Coulic V, Mikhalski D, DePrez C, Iesuitova NN, Makarova LF, Maksimenkova AN e Delrée B
O papel desempenhado pelo sistema nervoso central na regulação geral e coordenação de órgãos, tecidos e até mesmo atividades celulares não para de excitar a curiosidade dos investigadores. Recentemente, dados importantes foram obtidos no campo de novos neurotransmissores e outras moléculas ativas cujos mecanismos de ações e interações foram esclarecidos. Mas a função do intra-órgão, sistema nervoso local, suas relações com o cérebro principal e centros medulares permanecem um pouco enigmáticas, embora muito se saiba sobre pequenos caminhos de transmissão aferente, eferente e interneuronal.
Para isolar a influência do sistema nervoso central e intramural do intestino, várias situações foram consideradas: 1) interrupção cirúrgica de ligações nervosas reflexas (NRI), que está sempre presente no transplante de órgãos e frequentemente ocorre em traumas da medula espinhal, 2) lesão do sistema nervoso intramural com ligações perfeitamente conservadas com o sistema nervoso central, por exemplo após isquemia intestinal e na doença de Hirschprung. Como controle, foi elaborada uma técnica de reinervação cirúrgica dirigida (SDR) do enxerto intestinal por sutura do plexo mesentérico dividido. Um modelo de reconstrução ontogenética de órgãos semelhantes a adultos após implantação singênica em um organismo adulto de um órgão fetal contendo (intestino) ou não (fígado, pâncreas) um sistema nervoso intramural organizado, também foi usado.
Os experimentos em 101 cães, 300 ratos e 25 camundongos foram conduzidos pela mesma equipe de acordo com as regras da Bioética.
Os exames realizados envolveram testes de conexão nervosa com o sistema nervoso central (presença de reflexo retoentérico, reação normal à substância anticolinérgica), avaliação da motilidade, secreção, digestão da membrana do intestino, bem como microscopia óptica e eletrônica dos órgãos-alvo.

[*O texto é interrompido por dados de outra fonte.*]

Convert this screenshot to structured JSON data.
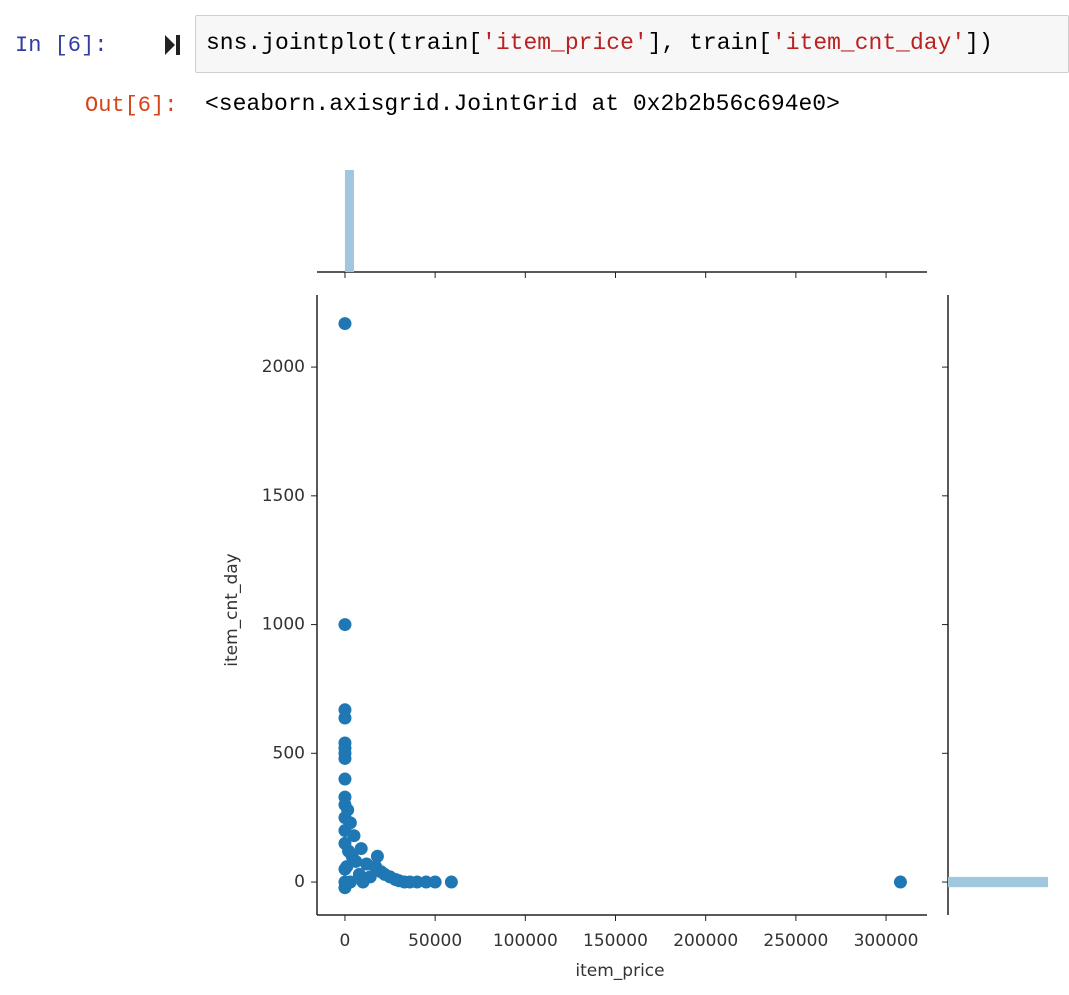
{
  "cell": {
    "prompt_in": "In [6]:",
    "code": [
      {
        "text": "sns.jointplot(train[",
        "color": "#000000"
      },
      {
        "text": "'item_price'",
        "color": "#ba2121"
      },
      {
        "text": "], train[",
        "color": "#000000"
      },
      {
        "text": "'item_cnt_day'",
        "color": "#ba2121"
      },
      {
        "text": "])",
        "color": "#000000"
      }
    ],
    "prompt_out": "Out[6]:",
    "output": "<seaborn.axisgrid.JointGrid at 0x2b2b56c694e0>"
  },
  "chart_data": {
    "type": "scatter",
    "xlabel": "item_price",
    "ylabel": "item_cnt_day",
    "color": "#1f77b4",
    "x": [
      0,
      0,
      0,
      0,
      0,
      0,
      0,
      0,
      0,
      0,
      0,
      0,
      0,
      0,
      0,
      1500,
      3000,
      5000,
      2000,
      4000,
      6000,
      9000,
      12000,
      18000,
      17000,
      20000,
      22000,
      25000,
      28000,
      30000,
      33000,
      36000,
      40000,
      45000,
      50000,
      59000,
      307980,
      0,
      1000,
      8000,
      14000,
      10000,
      3000,
      0
    ],
    "y": [
      2169,
      1000,
      669,
      637,
      540,
      520,
      500,
      480,
      400,
      330,
      300,
      250,
      200,
      150,
      -22,
      280,
      230,
      180,
      120,
      100,
      80,
      130,
      70,
      100,
      60,
      40,
      30,
      20,
      10,
      5,
      0,
      0,
      0,
      0,
      0,
      0,
      0,
      50,
      60,
      30,
      20,
      0,
      0,
      0
    ],
    "xlim": [
      -15500,
      322700
    ],
    "ylim": [
      -128,
      2280
    ],
    "xticks": [
      0,
      50000,
      100000,
      150000,
      200000,
      250000,
      300000
    ],
    "yticks": [
      0,
      500,
      1000,
      1500,
      2000
    ],
    "marginal_x": {
      "bins": [
        0,
        5000
      ],
      "values": [
        1
      ],
      "ylim": [
        0,
        1
      ],
      "color": "#9fc8df"
    },
    "marginal_y": {
      "bins": [
        -20,
        20
      ],
      "values": [
        1
      ],
      "xlim": [
        0,
        1
      ],
      "color": "#9fc8df"
    }
  }
}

Os resultados podem ser resumidos da seguinte forma:
A desconexão do SNC não afeta significativamente mais do que alguns dias (influência do trauma da operação) as funções intrínsecas e a morfologia do intestino, mas tem uma incidência no próprio ritmo da atividade do órgão que se torna "autônomo" e para de ser integrado em toda a regulação da função do trato digestivo. Cria distúrbios como trânsito acelerado de nutrientes, hipersecreção, perda de peso corporal. A atividade do estômago e cólon restantes ligados ao sistema nervoso central é modificada de tal forma que o processo digestivo final é adaptado e corretamente realizado (intervenção de coordenação nervosa central). A restauração do controle do reflexo nervoso central do intestino operado leva à normalização de sua atividade e de todo o processo digestivo.

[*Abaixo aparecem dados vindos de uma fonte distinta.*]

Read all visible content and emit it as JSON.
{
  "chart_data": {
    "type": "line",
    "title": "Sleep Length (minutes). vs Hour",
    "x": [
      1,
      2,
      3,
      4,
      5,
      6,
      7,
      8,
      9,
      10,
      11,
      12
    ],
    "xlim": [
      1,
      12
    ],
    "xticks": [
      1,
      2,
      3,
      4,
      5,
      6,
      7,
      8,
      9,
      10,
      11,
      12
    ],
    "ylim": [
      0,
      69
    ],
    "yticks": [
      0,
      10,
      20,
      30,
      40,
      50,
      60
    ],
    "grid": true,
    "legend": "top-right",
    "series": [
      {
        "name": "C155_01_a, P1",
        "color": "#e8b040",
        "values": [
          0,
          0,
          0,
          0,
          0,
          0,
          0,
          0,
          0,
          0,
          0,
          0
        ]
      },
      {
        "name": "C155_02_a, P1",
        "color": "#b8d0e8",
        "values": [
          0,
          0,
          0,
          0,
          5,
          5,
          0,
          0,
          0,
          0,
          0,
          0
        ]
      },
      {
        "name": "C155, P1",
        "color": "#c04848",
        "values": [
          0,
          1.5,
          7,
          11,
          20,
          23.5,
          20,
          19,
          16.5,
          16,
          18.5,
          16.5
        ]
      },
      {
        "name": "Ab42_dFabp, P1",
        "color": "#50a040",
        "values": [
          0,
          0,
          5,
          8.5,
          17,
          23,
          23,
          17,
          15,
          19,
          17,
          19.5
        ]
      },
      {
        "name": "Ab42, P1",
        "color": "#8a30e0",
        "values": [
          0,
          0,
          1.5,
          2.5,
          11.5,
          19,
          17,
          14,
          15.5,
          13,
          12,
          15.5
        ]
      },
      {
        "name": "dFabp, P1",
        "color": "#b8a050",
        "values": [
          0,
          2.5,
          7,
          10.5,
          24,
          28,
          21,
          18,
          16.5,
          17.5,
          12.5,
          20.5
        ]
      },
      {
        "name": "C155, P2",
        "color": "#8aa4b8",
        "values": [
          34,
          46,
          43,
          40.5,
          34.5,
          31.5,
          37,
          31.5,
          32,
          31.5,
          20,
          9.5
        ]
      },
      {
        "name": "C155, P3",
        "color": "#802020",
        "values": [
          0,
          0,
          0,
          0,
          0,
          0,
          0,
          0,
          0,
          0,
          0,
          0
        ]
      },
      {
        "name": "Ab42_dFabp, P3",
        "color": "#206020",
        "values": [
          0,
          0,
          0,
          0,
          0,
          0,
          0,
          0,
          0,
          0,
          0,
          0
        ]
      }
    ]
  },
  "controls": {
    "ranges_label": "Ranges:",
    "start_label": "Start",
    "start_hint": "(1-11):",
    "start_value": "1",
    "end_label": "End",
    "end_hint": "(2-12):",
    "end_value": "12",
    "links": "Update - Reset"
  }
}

A destruição do sistema nervoso intramural, seja por isquemia prolongada, seja por displasia congênita, afeta tanto a função quanto a morfologia do intestino. O desenvolvimento ontogenético completo de um órgão fetal enxertado é possível somente quando ele apresenta um sistema nervoso intramural (por exemplo, intestino). Se os neurônios intra-órgãos não são organizados como plexo, o desenvolvimento do enxerto é parcial e não coordenado: apenas estruturas isoladas fracamente organizadas se desenvolvem (por exemplo, no fígado fetal ectopicamente crescido - ductos biliares, coluna de hepatócitos, no pâncreas - células endócrinas isoladas ou em grupos), sem quaisquer ligações entre si.
Essas descobertas podem ser interessantes para o desenvolvimento do transplante de órgãos, quando pode ser útil restaurar não apenas as conexões vasculares do enxerto com o hospedeiro, mas também as ligações nervosas do transplante com o sistema nervoso central do receptor (cérebro e medula espinhal). Essa concepção pode valer a pena no tratamento de patologias como dificuldades digestivas em pacientes tetra e paraplégicos de um lado, e da doença de Hirschprung do outro lado. Também pode ajudar a considerar e entender os problemas que podem ser consequências de alterações do sistema nervoso central para a digestão ou, ao contrário, a incidência de distúrbios periféricos graves para a atividade cerebral.